Yesterday, I wrote about a simple question posed to a Supreme Court nominee who was so “woke” that she couldn’t define what a woman was – even though she is one.
That was the unusual face-off between Sen. Marsha Blackburn and Ketanji Brown Jackson, who was approved for a lifetime appointment to the high court bench.
Last week, it was Sen. John Kennedy’s turn to grill one of Joe Biden’s lesser judicial nominees on the basics of the Unted States Constitution.
She failed miserably. And the answers were found in the basic text the Constitution – laid out in the pamphlet-sized original, rather than the basic dictionary Judge Jackson was not familiar with.
Think of it! She didn’t have a clue. Nothing. She was not familiar with the document – at all! How embarrassing for her.
Judge Charnelle Bjelkengren, of Spokane County Superior Court in Washington State, was nominated by Biden to serve on the U.S. District Court for the Eastern District of Washington. During her confirmation hearing before the Senate Judiciary Committee, Bjelkengren could not answer Kennedy’s questions about the intent of different parts of the U.S. Constitution and how courts might interpret laws.
“Tell me what Article V of the Constitution does,” Kennedy instructed Bjelkengren at the beginning of his question time.

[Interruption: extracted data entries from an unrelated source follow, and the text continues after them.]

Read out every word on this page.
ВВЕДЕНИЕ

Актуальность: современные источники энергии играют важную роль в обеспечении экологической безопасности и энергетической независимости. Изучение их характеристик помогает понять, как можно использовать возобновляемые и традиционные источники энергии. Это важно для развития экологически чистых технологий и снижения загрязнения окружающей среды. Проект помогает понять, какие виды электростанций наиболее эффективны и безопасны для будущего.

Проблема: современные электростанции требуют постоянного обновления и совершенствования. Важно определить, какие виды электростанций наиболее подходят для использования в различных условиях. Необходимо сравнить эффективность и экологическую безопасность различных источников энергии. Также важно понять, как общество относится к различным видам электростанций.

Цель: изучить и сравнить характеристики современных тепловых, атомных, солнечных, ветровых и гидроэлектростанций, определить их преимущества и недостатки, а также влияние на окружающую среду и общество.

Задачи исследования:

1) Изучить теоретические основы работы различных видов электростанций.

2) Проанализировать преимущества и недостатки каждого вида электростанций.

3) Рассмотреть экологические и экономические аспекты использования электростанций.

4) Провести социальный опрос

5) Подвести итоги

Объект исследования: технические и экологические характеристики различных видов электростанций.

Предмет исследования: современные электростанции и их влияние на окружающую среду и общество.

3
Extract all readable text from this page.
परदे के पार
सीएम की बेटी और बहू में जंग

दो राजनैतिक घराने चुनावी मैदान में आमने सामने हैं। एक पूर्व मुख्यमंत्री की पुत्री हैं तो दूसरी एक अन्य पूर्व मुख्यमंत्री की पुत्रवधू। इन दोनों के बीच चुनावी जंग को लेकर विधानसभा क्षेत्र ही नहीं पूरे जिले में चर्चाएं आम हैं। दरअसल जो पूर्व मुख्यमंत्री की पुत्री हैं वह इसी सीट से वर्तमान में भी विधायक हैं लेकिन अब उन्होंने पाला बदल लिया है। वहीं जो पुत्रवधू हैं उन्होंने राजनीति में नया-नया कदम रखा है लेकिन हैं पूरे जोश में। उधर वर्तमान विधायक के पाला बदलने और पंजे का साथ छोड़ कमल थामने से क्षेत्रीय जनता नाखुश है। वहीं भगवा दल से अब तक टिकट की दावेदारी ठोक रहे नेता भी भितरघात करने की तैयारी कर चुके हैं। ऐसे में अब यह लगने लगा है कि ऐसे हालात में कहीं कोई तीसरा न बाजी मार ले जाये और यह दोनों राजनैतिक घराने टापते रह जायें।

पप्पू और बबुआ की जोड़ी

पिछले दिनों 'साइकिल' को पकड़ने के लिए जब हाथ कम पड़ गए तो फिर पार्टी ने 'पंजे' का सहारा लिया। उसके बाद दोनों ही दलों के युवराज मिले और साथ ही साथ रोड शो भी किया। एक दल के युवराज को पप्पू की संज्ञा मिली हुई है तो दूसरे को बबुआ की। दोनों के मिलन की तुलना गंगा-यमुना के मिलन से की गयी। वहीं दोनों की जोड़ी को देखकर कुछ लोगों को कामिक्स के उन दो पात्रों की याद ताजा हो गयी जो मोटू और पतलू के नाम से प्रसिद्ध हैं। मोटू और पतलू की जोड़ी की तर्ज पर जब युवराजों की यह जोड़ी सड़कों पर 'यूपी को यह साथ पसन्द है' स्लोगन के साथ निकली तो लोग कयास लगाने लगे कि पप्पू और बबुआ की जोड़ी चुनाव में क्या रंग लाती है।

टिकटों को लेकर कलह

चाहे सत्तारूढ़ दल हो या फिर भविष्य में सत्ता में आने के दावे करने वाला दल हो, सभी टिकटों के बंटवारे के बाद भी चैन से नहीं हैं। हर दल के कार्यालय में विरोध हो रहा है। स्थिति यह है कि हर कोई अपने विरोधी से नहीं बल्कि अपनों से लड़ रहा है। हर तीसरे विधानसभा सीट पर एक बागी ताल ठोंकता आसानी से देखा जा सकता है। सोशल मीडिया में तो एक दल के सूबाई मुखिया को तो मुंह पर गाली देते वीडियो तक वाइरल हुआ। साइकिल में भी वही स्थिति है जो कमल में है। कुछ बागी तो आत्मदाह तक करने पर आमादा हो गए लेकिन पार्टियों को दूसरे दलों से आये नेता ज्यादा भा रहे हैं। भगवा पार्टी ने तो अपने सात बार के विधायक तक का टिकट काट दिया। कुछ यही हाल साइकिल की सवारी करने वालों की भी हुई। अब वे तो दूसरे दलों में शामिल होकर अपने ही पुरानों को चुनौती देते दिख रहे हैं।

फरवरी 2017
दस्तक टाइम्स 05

“Article V is not coming to mind at the moment,” the judge said.
The founders, brilliantly, were men of few words. Article V reads, in its entirety:
“The Congress, whenever two thirds of both Houses shall deem it necessary, shall propose Amendments to this Constitution, or, on the Application of the Legislatures of two thirds of the several States, shall call a Convention for proposing Amendments, which, in either Case, shall be valid to all Intents and Purposes, as Part of this Constitution, when ratified by the Legislatures of three fourths of the several States, or by Conventions in three fourths thereof, as the one or the other Mode of Ratification may be proposed by the Congress; Provided that no Amendment which may be made prior to the Year One thousand eight hundred and eight shall in any Manner affect the first and fourth Clauses in the Ninth Section of the first Article; and that no State, without its Consent, shall be deprived of its equal Suffrage in the Senate.”
“How about Article II?” Kennedy followed-up.
She had not heard of Article II either. It deals with the way we choose a president of the United States.
Next, Kennedy asked if Bjelkengren knew what “purposivism” is, but she was again unable to give an answer. Purposivism, or the purposive approach, is a philosophy of interpreting the law that emphasizes the law’s purpose – advocating for judges to enforce the spirit of the law when it contradicts with the text of the law, according to Harvard Law professor John F. Manning, writing in the Columbia Law Review. In contrast, textualists argue that judges must strictly adhere to the law’s enacted text, when it is clear.
A little tougher – but not for judges, you would think.
However, the question was lost on Bjelkengren.
“In my 12 years as an assistant attorney general, in my nine years as a judge, I was not faced with that precise question,” Bjelkengren said. “We are the highest trial court in Washington state, so I’m frequently faced with issues that I’m not familiar with, and I thoroughly review the law, I research, and apply the law to the facts presented to me.”
Kennedy did not seem impressed. “Well, you’re going to be faced with it if you’re confirmed, I can assure you of that,” he said. He was right as rain.
Bjelkengren is a graduate of Mankato State University and received her law degree from Gonzaga University School of Law in 2000. She previously served as an assistant attorney general for the Washington Attorney General’s Office.
In 2013, Bjelkengren became an administrative judge for the Office of Administrative Hearings in Washington state.
In 2019, Democratic Gov. Jay Inslee appointed her to the Spokane County Superior Court, and she became the first female African American judge in Eastern Washington.
But her chief qualifications are obvious: She’s a Democrat.
As for Kennedy, he defended himself after the hearing.
“Some of these nominees that have been forced in the last two years have no business being anywhere near a federal bench – they don’t have any business being anywhere near a park bench,” he said. “I don’t ask the nominees, ‘Do you support this precedent or you support that precedent?’ I asked them to tell me about the law, tell me what the Constitution says, tell me about the relationship between the federal judiciary and our administrative agencies. These are all very basic questions.”
Looks like Biden ought to buy a few of those pocket Constitutions for his upcoming federal judicial nominees. They could learn a thing or two.